If the likely location is close to another non-Muslim place of worship, will there be antagonistic attitudes?  An Australian example: “The mosque, which would be built next to the future headquarters of evangelical church Catch the Fire Ministries, has been hotly debated by residents.” I wonder why this is so? The reaction of the Minister of the church: "I am concerned ... because of what is going to be taught in the mosque based on what is in the Koran," he said.” NOOOOO! and it gets more eye-opening – the minister has apparently (in the words of the local Islamic Council!) “had a long-running legal battle with the Islamic Council..”  Another example is in Camberley, in the UK with a “nearby Christian church” and near to the Sandhurst military academy. Is it a coincidence?

Promoting cultural diversity or community integration is a façade for mosque building.  This ploy should not be taken at face value. Look at this example where a local councillor says: “The existing mosque serves mostly a British Bangladeshi clientele while the new mosque will be for British Pakistani Muslims but also have better facilities for women and families that the Chester Road mosque lacks. (Note to self – clientele???).  Ironic that one group of Muslims (from the same school of Islam) want to be apart from other Muslims due to 'cultural' reasons.  This is a clear example of Muslim self-segregation, within the wider Muslim community. 

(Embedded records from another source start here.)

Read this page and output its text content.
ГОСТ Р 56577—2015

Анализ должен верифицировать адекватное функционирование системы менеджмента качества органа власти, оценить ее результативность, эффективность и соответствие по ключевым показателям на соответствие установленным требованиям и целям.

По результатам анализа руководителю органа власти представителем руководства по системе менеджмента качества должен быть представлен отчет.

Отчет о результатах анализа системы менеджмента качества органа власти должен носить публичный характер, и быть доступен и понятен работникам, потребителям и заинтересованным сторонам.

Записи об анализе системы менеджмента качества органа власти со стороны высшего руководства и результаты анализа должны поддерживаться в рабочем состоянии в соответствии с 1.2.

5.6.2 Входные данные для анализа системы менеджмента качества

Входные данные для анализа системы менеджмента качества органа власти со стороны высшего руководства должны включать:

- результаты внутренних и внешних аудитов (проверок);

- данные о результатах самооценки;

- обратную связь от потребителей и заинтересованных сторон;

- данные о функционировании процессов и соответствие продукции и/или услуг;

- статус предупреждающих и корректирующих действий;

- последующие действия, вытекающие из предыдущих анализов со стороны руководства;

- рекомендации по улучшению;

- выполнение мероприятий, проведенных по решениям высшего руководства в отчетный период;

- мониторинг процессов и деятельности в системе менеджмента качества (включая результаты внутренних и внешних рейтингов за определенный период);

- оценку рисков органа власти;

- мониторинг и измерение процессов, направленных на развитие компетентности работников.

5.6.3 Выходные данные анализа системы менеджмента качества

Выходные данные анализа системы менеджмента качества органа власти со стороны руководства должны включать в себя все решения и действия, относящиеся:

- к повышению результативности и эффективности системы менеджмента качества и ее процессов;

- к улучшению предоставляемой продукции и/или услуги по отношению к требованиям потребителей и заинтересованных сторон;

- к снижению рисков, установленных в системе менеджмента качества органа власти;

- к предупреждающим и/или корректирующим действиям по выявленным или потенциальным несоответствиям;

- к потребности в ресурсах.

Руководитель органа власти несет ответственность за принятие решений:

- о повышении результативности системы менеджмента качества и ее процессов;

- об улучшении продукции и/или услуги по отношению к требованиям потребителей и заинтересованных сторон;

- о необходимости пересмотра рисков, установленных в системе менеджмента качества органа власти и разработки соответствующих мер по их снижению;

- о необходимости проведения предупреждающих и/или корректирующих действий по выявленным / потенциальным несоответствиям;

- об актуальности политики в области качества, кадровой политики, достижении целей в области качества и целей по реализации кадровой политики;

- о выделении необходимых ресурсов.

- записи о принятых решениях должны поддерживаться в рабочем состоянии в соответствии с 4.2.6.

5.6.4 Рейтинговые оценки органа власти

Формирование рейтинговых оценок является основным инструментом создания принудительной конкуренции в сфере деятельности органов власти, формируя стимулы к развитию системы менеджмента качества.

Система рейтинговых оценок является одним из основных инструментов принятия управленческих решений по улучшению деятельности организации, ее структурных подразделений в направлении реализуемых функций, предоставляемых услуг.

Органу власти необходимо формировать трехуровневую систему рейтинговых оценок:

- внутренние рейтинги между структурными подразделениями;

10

"It's the first thing people say, that you're a racist. But it's not about race it is about religion.”  Not wanting a mosque on your doorstep isn’t racism nor it is fascism, it is about being able to freely speak out.  Why is it that anyone who actually does care about what is best for the whole of the local community is labelled a fascist because they aren't blindly giving Islam carte blanche to do as they will? I am not telling Muslims they cannot have their places of worship and centres of culture. I am just asking that they consider what is best for all of us when they decide where those places should be located. But no one is listening to me.”

“Muslim strongholds”, “Islamic enclave”. “From the UK: "Putting that mosque there is making this a Muslim area. We don't want it to become another Bradford." 

On the issue of antagonism, take the case of the attempts to have a very large mosque in very close proximity to the 9-11 site in New York.  It can be considered to be highly insensitive and inflammatory to say the least – given that at that time there were Muslims who found it quite acceptable to dance in the streets following the murder of more than 2,000 people in the Twin Towers.

The reaction of the Islamic community is astounding, rather than taking objections to mosque-building in a pragmatic and rational way, the typical reaction of the Muslim community to these objections will certainly take the form of:

  • The objections are unfair / hysterical.
  • They are being discriminated against, "victim  culture"
  • Islam is misunderstood by non-Muslims
  • There is an underlying level of Islamophobia in society
  • Re-apply, re-apply and re-apply again.